The death of Indian generosity

On any given sensible Sunday, the Indian response to immigrants would be “Welcome! We don’t have much. But whatever we have, we are happy to share with you. Together, we will try to build a stronger and more prosperous country.” But as things stand, it is not. Instead, we are fighting increasing amounts of selfishness and xenophobia from privileged classes.

These are people who have more than enough, but think that in order to prevent the possibility of losing a little of that, they are justified in calling for the murder and disenfranchisement of those who have a fraction of what they have.
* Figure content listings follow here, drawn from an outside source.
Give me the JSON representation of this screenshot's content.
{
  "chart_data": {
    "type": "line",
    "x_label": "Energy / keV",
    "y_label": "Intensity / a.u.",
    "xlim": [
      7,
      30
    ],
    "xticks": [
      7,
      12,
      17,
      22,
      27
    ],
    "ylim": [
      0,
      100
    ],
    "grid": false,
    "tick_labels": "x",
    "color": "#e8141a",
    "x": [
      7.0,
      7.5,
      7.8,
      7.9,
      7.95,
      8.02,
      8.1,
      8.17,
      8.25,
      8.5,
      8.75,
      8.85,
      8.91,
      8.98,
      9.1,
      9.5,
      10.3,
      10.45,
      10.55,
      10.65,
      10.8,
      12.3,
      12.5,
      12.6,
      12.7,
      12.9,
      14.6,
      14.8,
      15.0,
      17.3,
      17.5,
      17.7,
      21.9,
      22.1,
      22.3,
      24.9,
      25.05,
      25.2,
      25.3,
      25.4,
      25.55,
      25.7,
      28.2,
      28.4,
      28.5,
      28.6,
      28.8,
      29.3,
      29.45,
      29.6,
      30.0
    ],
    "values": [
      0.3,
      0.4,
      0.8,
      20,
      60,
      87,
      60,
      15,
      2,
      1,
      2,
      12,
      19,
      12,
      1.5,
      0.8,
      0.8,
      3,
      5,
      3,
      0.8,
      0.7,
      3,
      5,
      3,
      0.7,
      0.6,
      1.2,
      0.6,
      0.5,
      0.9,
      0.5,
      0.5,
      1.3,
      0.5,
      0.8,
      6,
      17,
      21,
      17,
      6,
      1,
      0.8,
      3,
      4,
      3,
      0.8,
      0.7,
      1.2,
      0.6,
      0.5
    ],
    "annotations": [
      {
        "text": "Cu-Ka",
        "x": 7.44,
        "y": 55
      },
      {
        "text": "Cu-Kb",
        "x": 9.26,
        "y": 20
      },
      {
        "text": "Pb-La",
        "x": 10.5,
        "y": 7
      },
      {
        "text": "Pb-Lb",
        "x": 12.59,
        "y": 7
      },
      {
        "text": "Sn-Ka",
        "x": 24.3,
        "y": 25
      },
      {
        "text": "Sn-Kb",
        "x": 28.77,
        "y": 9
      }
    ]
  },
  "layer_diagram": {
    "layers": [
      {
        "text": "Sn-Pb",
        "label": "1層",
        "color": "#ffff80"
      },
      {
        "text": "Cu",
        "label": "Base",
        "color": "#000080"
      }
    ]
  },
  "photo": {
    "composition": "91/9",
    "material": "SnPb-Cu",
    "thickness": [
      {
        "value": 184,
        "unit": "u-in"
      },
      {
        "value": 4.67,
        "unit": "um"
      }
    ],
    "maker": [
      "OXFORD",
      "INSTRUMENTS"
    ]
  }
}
They think that they are India and no one else is, that those who have less than them, when they ask for more, are mounting a direct assault on their way of life, their culture, and their very existence.

Because they don’t have problems, they invent them. Someone doesn’t have food, and when they find out, they say, “So what? I also suffer because the name of my city is not what I want it to be. That too is suffering.” Someone is being hounded out of their neighbourhood because of their religion and when they find out they say, “So what? I also suffer because in this country of ten thousand temples, I want one more. That too is suffering.”

Such is their entitlement that the slightest relief granted to those who need help looks like theft to them. They think they deserve it all, and if anyone out there gets an extra morsel even, it is the sound of impending starvation for them. With such nobility amongst us, is it any surprise that we appear to have given generosity a pass altogether?

Our culture of welcome is dead. Vasudhaiva Kutumbakam is now (and perhaps always has been) just a feel-good phrase that we speak to make White people think we still have something resembling culture and civilisation.